The WTO establishes a framework for trade policies; it does not define or specify outcomes. That is, it is concerned with setting the rules of the trade policy games. Five principles are of particular importance in understanding the WTO.

1-Non-Discrimination
It has two major components: the most favoured nation (MFN) rule, and the national treatment policy. Both are embedded in the main WTO rules on goods, services, and intellectual property, but their precise scope and nature differ across these areas.

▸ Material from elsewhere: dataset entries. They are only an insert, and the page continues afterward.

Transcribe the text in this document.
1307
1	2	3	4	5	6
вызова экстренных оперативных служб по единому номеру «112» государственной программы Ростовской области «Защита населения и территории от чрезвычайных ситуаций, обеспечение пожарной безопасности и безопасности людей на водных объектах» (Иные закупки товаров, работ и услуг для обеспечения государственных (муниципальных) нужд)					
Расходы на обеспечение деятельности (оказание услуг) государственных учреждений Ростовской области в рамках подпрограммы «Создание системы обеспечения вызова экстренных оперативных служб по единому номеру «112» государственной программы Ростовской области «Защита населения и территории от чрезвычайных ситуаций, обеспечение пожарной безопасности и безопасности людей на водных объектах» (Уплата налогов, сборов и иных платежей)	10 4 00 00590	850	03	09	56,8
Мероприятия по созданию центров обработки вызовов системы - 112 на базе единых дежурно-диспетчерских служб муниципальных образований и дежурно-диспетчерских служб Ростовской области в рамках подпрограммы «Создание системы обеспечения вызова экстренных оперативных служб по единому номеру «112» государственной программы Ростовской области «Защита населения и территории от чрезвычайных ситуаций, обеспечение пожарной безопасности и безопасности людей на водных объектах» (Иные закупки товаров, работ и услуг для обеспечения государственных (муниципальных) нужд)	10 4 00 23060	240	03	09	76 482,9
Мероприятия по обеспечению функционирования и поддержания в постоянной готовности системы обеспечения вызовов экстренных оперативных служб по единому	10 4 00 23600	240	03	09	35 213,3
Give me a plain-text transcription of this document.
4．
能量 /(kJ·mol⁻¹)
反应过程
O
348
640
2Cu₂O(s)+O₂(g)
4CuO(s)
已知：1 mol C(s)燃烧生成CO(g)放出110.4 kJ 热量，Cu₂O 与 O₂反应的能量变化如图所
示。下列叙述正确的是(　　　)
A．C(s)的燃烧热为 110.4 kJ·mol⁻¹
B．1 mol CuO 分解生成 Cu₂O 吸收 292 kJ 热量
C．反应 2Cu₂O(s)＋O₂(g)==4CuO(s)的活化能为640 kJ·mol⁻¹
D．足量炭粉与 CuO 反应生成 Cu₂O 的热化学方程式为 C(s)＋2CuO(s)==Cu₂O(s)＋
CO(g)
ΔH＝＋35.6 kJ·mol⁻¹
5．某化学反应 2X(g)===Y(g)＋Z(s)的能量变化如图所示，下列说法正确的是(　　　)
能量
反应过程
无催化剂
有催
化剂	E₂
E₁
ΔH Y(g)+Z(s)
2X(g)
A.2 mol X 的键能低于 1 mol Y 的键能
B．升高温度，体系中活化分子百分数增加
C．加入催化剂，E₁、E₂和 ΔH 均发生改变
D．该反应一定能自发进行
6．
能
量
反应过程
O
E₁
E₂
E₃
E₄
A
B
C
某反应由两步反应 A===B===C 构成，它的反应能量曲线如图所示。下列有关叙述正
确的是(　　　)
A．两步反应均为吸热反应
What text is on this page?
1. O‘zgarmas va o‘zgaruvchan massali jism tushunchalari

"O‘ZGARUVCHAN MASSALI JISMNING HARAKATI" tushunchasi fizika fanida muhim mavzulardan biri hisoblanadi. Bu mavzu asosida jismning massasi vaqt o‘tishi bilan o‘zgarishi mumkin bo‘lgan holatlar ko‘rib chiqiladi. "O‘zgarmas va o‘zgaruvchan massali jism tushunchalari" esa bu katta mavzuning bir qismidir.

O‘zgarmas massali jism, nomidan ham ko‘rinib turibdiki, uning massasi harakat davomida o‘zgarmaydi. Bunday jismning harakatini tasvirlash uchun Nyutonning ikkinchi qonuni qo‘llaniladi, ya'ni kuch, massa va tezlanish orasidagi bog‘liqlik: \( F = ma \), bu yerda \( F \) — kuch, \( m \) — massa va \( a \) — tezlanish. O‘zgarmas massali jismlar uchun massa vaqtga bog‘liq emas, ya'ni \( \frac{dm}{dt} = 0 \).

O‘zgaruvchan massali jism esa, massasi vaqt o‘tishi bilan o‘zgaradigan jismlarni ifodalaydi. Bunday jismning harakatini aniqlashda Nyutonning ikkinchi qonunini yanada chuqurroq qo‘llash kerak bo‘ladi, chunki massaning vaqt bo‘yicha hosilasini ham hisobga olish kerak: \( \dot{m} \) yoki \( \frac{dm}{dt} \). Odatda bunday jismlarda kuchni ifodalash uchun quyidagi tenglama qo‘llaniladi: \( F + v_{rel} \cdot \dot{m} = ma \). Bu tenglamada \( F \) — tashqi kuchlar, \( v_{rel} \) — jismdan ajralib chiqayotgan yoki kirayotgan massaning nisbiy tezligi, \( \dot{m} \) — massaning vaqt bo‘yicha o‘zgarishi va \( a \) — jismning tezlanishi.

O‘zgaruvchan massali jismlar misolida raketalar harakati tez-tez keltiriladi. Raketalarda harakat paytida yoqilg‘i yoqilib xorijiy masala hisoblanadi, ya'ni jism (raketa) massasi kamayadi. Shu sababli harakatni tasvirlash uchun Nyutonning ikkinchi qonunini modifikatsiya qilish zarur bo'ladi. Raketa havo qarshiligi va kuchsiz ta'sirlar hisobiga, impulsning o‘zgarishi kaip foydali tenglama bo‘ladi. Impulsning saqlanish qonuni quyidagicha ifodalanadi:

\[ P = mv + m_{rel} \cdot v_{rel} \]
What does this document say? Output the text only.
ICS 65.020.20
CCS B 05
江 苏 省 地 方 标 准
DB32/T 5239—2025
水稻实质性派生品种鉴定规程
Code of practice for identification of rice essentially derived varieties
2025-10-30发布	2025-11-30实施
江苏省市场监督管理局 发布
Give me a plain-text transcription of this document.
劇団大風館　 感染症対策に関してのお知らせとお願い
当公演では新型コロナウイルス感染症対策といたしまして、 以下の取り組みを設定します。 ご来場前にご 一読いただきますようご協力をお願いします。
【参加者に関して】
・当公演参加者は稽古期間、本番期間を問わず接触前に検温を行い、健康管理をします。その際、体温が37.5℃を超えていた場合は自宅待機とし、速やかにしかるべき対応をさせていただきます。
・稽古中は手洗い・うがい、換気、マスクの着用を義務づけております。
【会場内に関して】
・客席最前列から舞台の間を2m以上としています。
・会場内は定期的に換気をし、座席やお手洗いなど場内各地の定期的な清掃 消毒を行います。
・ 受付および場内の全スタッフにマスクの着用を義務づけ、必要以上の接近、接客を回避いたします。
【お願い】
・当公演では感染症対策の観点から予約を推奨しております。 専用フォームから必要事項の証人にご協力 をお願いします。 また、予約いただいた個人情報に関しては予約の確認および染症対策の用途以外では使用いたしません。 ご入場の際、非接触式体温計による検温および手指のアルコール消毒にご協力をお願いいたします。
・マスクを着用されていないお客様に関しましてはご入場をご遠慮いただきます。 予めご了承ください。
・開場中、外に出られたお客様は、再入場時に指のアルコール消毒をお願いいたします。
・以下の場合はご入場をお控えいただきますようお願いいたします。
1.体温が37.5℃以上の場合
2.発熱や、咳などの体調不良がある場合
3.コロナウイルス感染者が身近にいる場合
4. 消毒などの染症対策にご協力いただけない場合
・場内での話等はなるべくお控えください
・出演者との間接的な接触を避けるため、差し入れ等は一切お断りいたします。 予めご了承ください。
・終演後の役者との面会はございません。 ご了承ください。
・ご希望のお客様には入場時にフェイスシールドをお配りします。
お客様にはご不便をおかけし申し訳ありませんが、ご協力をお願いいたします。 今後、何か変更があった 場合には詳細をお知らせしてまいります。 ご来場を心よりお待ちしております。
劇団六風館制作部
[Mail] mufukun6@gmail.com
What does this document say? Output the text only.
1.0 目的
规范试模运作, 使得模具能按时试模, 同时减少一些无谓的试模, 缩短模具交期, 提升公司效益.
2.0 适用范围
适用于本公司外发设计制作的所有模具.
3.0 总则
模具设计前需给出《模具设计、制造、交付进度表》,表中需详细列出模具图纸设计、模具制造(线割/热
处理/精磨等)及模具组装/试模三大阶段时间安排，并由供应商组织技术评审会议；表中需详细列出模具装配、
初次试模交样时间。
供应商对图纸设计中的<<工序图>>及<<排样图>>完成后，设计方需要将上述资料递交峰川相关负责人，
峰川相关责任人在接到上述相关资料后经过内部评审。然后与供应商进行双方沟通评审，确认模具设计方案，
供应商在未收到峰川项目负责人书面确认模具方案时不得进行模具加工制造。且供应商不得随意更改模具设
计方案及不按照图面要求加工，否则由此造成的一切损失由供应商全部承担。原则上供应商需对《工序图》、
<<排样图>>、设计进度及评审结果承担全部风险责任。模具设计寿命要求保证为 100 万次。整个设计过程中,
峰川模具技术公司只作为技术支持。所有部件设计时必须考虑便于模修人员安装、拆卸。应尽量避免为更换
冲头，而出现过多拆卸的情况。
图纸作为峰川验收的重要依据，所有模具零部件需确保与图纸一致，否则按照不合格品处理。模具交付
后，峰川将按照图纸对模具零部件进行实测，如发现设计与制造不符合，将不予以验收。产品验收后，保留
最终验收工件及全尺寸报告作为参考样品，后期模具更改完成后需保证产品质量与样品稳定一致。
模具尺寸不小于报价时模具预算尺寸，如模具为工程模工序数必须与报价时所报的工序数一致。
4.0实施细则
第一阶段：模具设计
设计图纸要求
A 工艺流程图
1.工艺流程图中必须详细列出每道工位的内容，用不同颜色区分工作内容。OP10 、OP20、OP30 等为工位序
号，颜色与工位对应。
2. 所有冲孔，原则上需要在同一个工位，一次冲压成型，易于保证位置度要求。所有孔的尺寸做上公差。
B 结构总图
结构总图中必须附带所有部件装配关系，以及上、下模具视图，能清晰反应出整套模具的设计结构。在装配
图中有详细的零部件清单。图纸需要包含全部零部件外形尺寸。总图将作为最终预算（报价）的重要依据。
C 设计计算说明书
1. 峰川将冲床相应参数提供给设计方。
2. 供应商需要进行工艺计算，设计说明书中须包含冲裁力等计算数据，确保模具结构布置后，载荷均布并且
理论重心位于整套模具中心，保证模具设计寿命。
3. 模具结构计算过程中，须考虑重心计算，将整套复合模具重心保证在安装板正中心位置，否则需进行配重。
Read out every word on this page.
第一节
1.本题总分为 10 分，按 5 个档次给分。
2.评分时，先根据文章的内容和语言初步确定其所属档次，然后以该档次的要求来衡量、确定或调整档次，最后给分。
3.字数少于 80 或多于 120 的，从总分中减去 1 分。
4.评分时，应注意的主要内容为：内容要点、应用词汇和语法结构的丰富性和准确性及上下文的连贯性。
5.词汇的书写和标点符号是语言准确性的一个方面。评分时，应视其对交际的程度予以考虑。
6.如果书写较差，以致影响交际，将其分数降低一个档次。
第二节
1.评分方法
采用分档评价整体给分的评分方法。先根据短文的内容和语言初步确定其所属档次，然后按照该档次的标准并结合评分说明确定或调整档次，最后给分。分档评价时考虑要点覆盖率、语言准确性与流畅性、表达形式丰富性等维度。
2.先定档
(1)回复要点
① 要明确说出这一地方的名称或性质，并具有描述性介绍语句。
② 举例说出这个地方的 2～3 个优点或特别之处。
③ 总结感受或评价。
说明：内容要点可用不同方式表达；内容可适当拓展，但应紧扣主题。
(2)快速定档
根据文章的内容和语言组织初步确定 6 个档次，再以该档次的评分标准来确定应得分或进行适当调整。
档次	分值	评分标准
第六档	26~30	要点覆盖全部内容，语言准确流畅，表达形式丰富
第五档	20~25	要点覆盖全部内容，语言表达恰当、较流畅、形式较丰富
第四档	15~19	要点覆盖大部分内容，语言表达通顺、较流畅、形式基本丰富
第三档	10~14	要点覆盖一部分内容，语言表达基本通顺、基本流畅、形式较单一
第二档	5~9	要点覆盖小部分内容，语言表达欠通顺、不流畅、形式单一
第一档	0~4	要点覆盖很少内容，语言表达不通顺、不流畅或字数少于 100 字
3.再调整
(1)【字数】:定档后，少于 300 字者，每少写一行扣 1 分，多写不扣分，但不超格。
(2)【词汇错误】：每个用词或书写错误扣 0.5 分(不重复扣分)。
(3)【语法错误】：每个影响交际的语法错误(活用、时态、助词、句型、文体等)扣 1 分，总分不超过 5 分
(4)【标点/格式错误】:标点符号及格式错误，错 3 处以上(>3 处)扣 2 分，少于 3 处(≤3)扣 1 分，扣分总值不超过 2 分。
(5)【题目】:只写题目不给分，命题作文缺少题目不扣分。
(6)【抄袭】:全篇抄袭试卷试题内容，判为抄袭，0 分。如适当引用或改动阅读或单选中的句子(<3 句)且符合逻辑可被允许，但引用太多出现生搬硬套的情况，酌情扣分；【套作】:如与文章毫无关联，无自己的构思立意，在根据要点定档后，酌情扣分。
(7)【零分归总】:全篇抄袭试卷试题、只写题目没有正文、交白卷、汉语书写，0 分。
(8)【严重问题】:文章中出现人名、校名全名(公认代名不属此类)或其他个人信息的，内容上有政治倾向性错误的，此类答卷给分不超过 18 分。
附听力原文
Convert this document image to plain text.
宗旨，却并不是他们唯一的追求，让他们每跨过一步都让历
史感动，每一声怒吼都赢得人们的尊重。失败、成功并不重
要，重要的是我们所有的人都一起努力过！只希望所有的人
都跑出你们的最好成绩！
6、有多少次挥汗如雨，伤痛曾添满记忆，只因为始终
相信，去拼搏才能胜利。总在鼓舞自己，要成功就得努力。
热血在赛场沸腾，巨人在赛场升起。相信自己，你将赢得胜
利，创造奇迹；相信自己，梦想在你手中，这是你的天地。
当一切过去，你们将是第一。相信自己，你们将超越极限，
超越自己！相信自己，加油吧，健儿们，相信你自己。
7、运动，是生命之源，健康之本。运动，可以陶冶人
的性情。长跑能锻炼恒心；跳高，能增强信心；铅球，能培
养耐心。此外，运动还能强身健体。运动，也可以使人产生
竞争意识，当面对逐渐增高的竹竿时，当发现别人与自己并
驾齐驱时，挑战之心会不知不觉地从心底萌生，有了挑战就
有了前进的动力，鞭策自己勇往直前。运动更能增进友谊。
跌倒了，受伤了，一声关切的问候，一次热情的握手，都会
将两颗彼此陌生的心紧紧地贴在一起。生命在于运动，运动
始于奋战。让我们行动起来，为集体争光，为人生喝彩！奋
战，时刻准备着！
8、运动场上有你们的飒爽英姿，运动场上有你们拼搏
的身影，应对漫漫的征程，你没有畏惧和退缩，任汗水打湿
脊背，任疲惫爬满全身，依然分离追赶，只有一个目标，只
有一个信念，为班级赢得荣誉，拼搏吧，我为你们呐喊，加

The MFN rule requires that a WTO member must apply the same conditions on all trade with other WTO members, i.e. a WTO member has to grant the most favorable conditions under which it allows trade in a certain product type to all other WTO members."Grant someone a special favor and you have to do the same for all other WTO members." National treatment means that imported goods should be treated no less favorably than domestically produced goods (at least after the foreign goods have entered the market) and was introduced to tackle non-tariff barriers to trade (e.g. technical standards, security standards et al. discriminating against imported goods).

2-Reciprocity
It reflects both a desire to limit the scope of free-riding that may arise because of the MFN rule, and a desire to obtain better access to foreign markets. A related point is that for a nation to negotiate, it is necessary that the gain from doing so be greater than the gain available from unilateral liberalization; reciprocal concessions intend to ensure that such gains will materialize.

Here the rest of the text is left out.